Right from the outset, Yen Peyar Anandhan keeps trying to tell us that it doesn't want to be a regular Tamil film. If not anything, the film is certainly ambitious. For a while, it keeps us unsettled over what is happening. Scenes cut away before they end forcing us to keep guessing who the characters are and where things are going. But what this disjointed narration - which seems to be intentional - does is that it fails to make us engage with characters. Both the writing and the making lack of finesse. Rather than revelations that happen organically, we get information dumped on us. The characters aren't fully developed. Take the case of Sathya's wife Savithri (Athulya Ravi). It is a character that is strictly functional. We never get a sense of the relationship that the couple shares.

As for the kidnappers. We get enough 'clues' to understand that this kidnapping has got something to do with films.
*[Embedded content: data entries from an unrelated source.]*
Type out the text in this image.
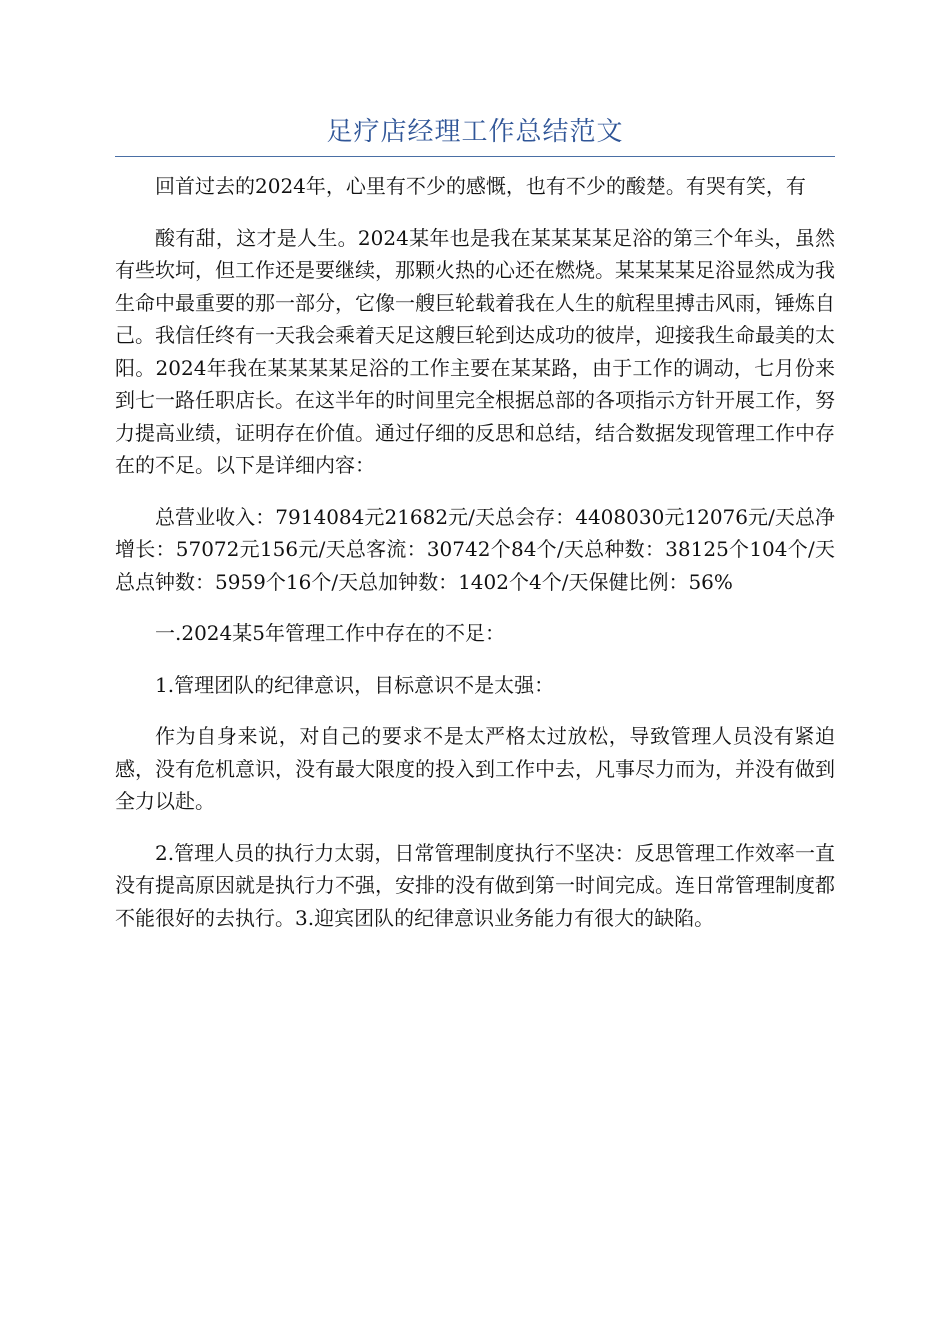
足疗店经理工作总结范文

回首过去的2024年，心里有不少的感慨，也有不少的酸楚。有哭有笑，有

酸有甜，这才是人生。2024某年也是我在某某某某足浴的第三个年头，虽然有些坎坷，但工作还是要继续，那颗火热的心还在燃烧。某某某某足浴显然成为我生命中最重要的那一部分，它像一艘巨轮载着我在人生的航程里搏击风雨，锤炼自己。我信任终有一天我会乘着天足这艘巨轮到达成功的彼岸，迎接我生命最美的太阳。2024年我在某某某某足浴的工作主要在某某路，由于工作的调动，七月份来到七一路任职店长。在这半年的时间里完全根据总部的各项指示方针开展工作，努力提高业绩，证明存在价值。通过仔细的反思和总结，结合数据发现管理工作中存在的不足。以下是详细内容：

总营业收入：7914084元21682元/天总会存：4408030元12076元/天总净增长：57072元156元/天总客流：30742个84个/天总种数：38125个104个/天总点钟数：5959个16个/天总加钟数：1402个4个/天保健比例：56%

一.2024某5年管理工作中存在的不足：

1.管理团队的纪律意识，目标意识不是太强：

作为自身来说，对自己的要求不是太严格太过放松，导致管理人员没有紧迫感，没有危机意识，没有最大限度的投入到工作中去，凡事尽力而为，并没有做到全力以赴。

2.管理人员的执行力太弱，日常管理制度执行不坚决：反思管理工作效率一直没有提高原因就是执行力不强，安排的没有做到第一时间完成。连日常管理制度都不能很好的去执行。3.迎宾团队的纪律意识业务能力有很大的缺陷。
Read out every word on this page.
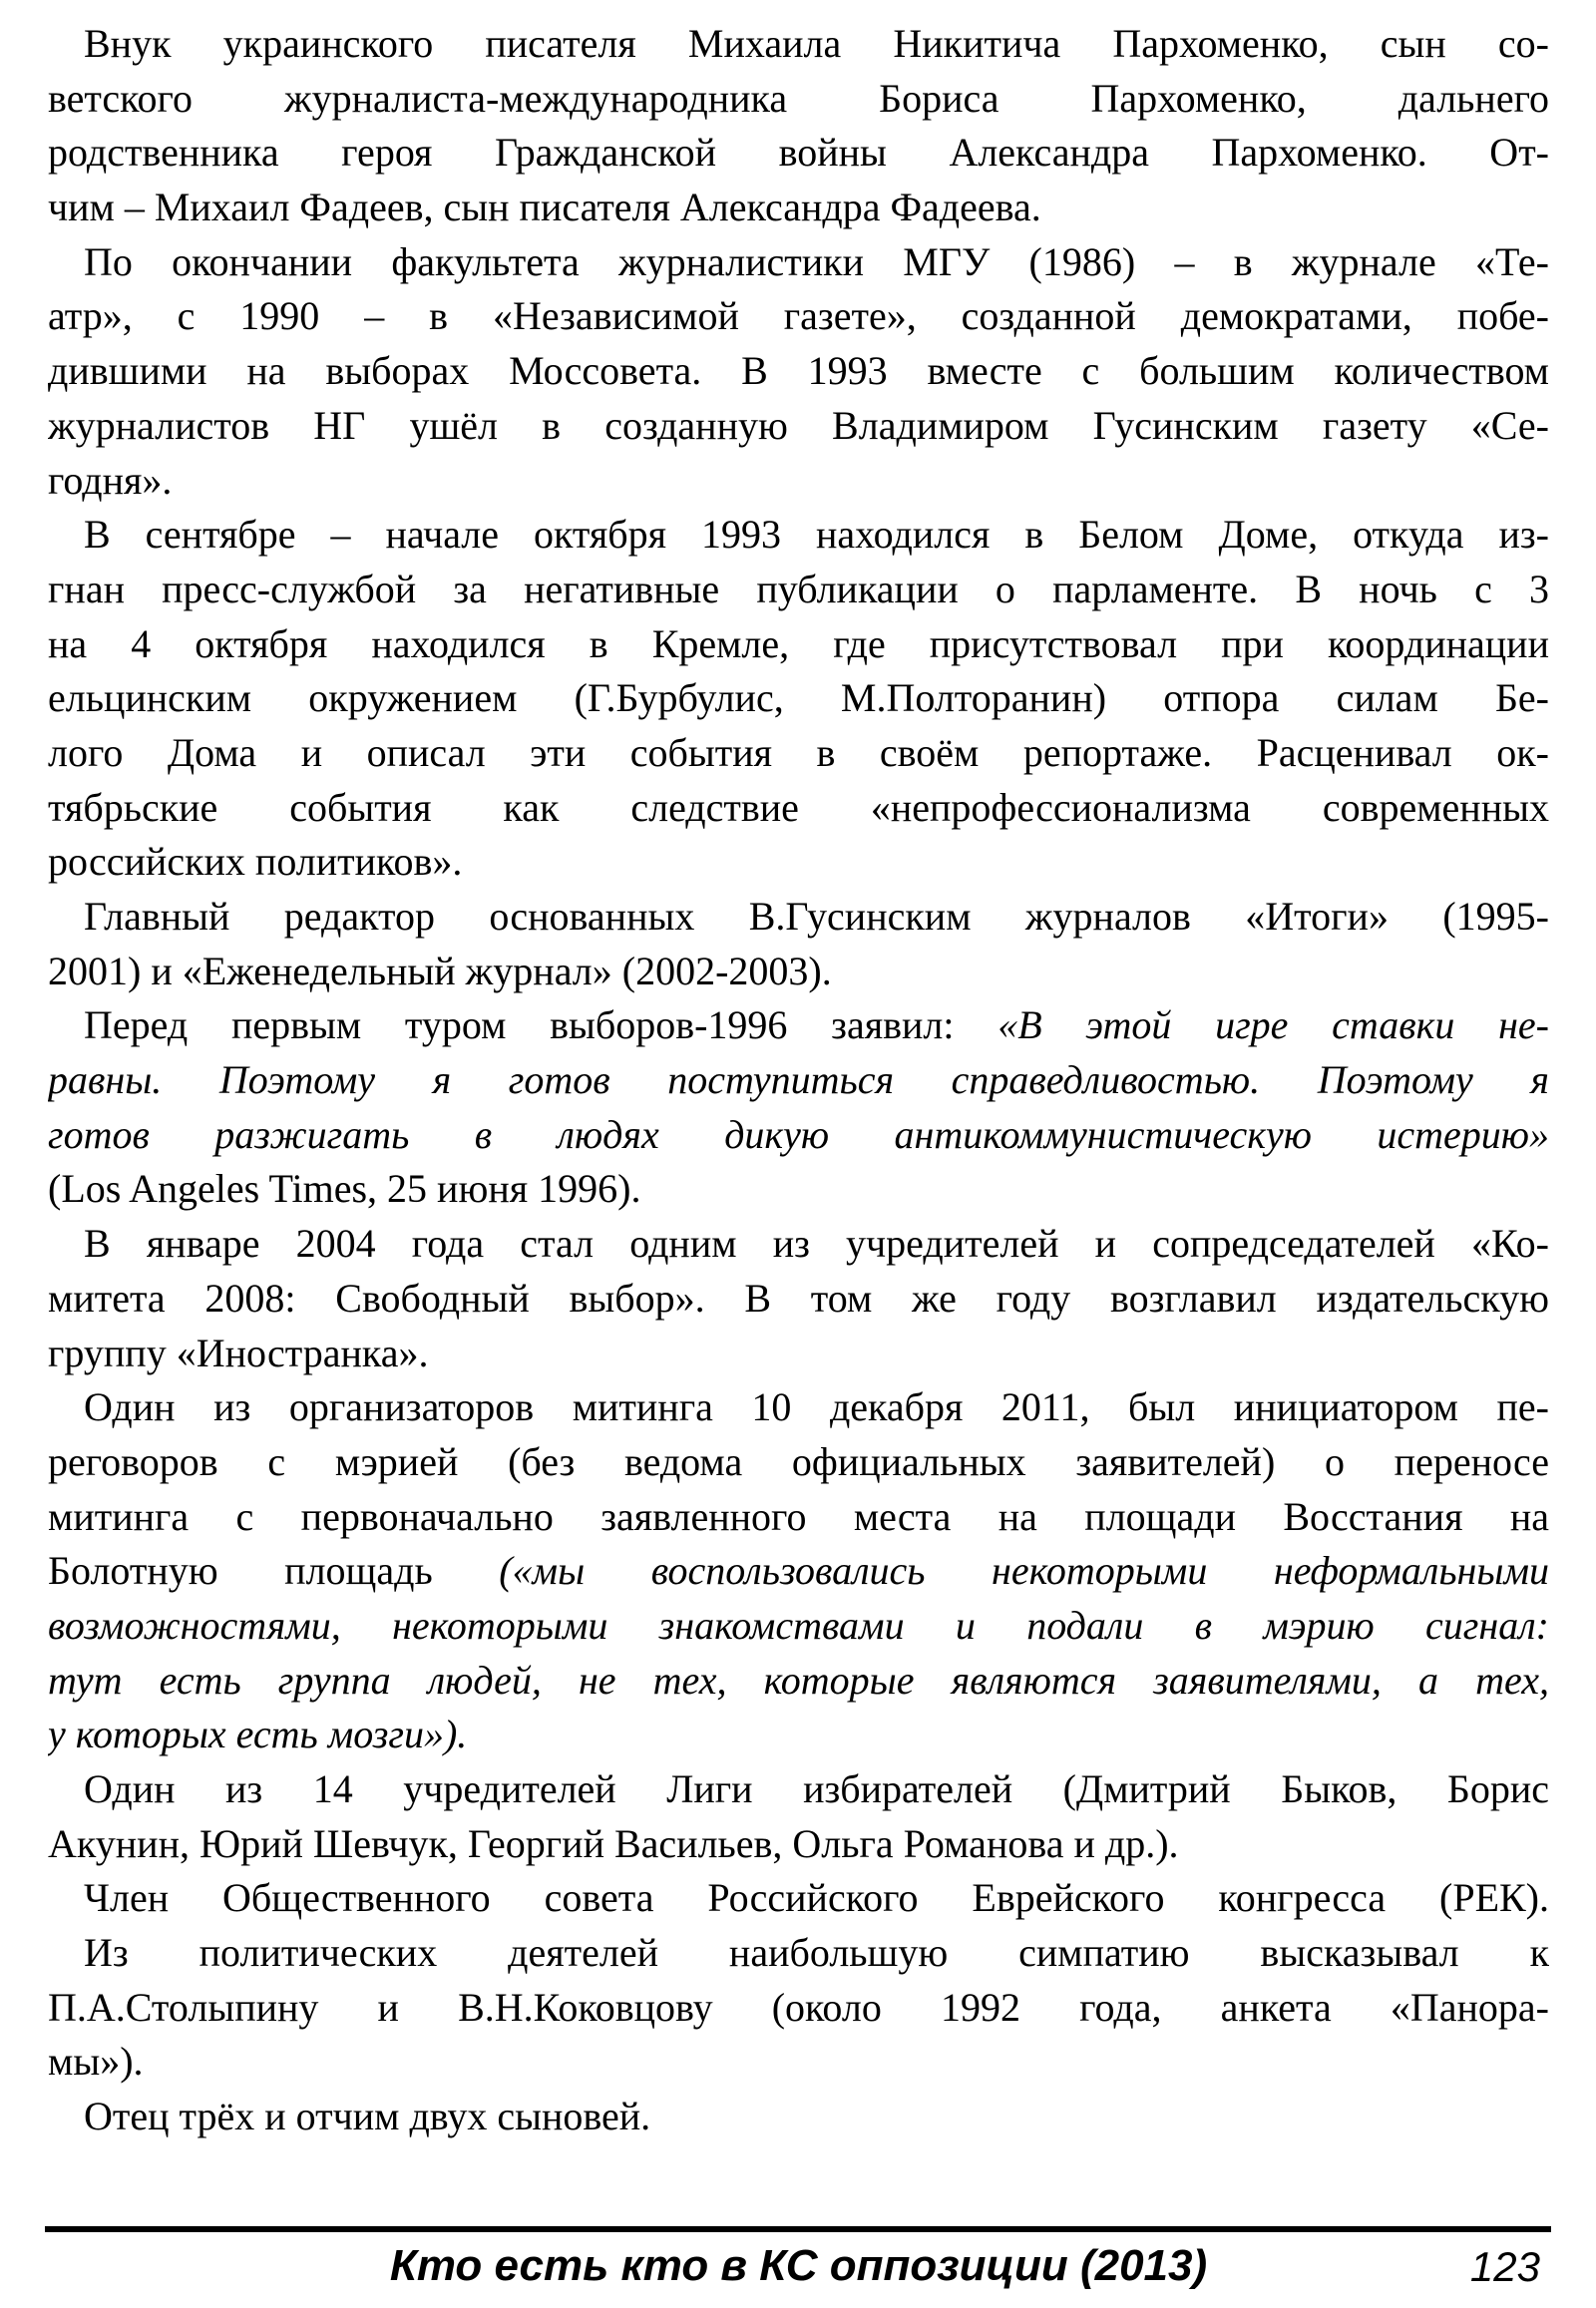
Внук украинского писателя Михаила Никитича Пархоменко, сын со-
ветского журналиста-международника Бориса Пархоменко, дальнего
родственника героя Гражданской войны Александра Пархоменко. От-
чим – Михаил Фадеев, сын писателя Александра Фадеева.
По окончании факультета журналистики МГУ (1986) – в журнале «Те-
атр», с 1990 – в «Независимой газете», созданной демократами, побе-
дившими на выборах Моссовета. В 1993 вместе с большим количеством
журналистов НГ ушёл в созданную Владимиром Гусинским газету «Се-
годня».
В сентябре – начале октября 1993 находился в Белом Доме, откуда из-
гнан пресс-службой за негативные публикации о парламенте. В ночь с 3
на 4 октября находился в Кремле, где присутствовал при координации
ельцинским окружением (Г.Бурбулис, М.Полторанин) отпора силам Бе-
лого Дома и описал эти события в своём репортаже. Расценивал ок-
тябрьские события как следствие «непрофессионализма современных
российских политиков».
Главный редактор основанных В.Гусинским журналов «Итоги» (1995-
2001) и «Еженедельный журнал» (2002-2003).
Перед первым туром выборов-1996 заявил: «В этой игре ставки не-
равны. Поэтому я готов поступиться справедливостью. Поэтому я
готов разжигать в людях дикую антикоммунистическую истерию»
(Los Angeles Times, 25 июня 1996).
В январе 2004 года стал одним из учредителей и сопредседателей «Ко-
митета 2008: Свободный выбор». В том же году возглавил издательскую
группу «Иностранка».
Один из организаторов митинга 10 декабря 2011, был инициатором пе-
реговоров с мэрией (без ведома официальных заявителей) о переносе
митинга с первоначально заявленного места на площади Восстания на
Болотную площадь («мы воспользовались некоторыми неформальными
возможностями, некоторыми знакомствами и подали в мэрию сигнал:
тут есть группа людей, не тех, которые являются заявителями, а тех,
у которых есть мозги»).
Один из 14 учредителей Лиги избирателей (Дмитрий Быков, Борис
Акунин, Юрий Шевчук, Георгий Васильев, Ольга Романова и др.).
Член Общественного совета Российского Еврейского конгресса (РЕК).
Из политических деятелей наибольшую симпатию высказывал к
П.А.Столыпину и В.Н.Коковцову (около 1992 года, анкета «Панора-
мы»).
Отец трёх и отчим двух сыновей.
Кто есть кто в КС оппозиции (2013)	123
The walls of their hideout are plastered with film posters. There is an antique TV set playing Raththakanneer. One of the kidnappers is named Marlon Brando, and he keeps mimicking popular Tamil actors. Another one wears a mask that resembles a plague mask. They keep questioning Sathya on why he wants to make films and play him his own short films, offer their verdict on them, and lecture him on what good cinema is. And the actors are all stiff. The film is a wannabe experimental cinema, which is both good and bad. On one hand, there is a genuine yearning to be different. But on the other, we get quirks that are mostly forced, especially because the filmmaking is stagey.

Thankfully, the storytelling becomes smoother in the second half, as it settles into a familiar structure. We realize that the kidnappers are essentially typical vigilantes, even if the cause that they are fighting for seems new. We even get the Big Flashback that is a staple of vigilante films. As in Seethakaathi, cinema is seen as the last refuge for a dying art. If it was a theatre in that film, it is koothu here.

But the film's ideology seems pretty narrow. The film conveys the message that cinema is a value system, not merely entertainment. It is certainly a lofty ideal, but should we straitjacket cinema into just that? Should all films only reflect life? What is wrong with films being just plain escapist fun? At one point, one of the kidnappers complains that while many other film industries make good films - we get the usual Bengali (read Satyajit Ray), Malayalam, and Marathi films argument) - the Tamil film industry does not. It seems such a contradictory statement coming from someone who has posters of Kaaka Muttai, Visaaranai, Aaranya Kandam, Aadukalam, and Kuttrame Thandanai on his walls, and had only in a few scenes earlier criticized the hero for talking about Akira Kurosawa and Majid Majidi while not knowing MK Thyagaraja Bhagavathar!

That said, even if we don't have to buy into the film's ideas, the earnestness with which it goes about its work kind of makes us look upon it a bit more favorably.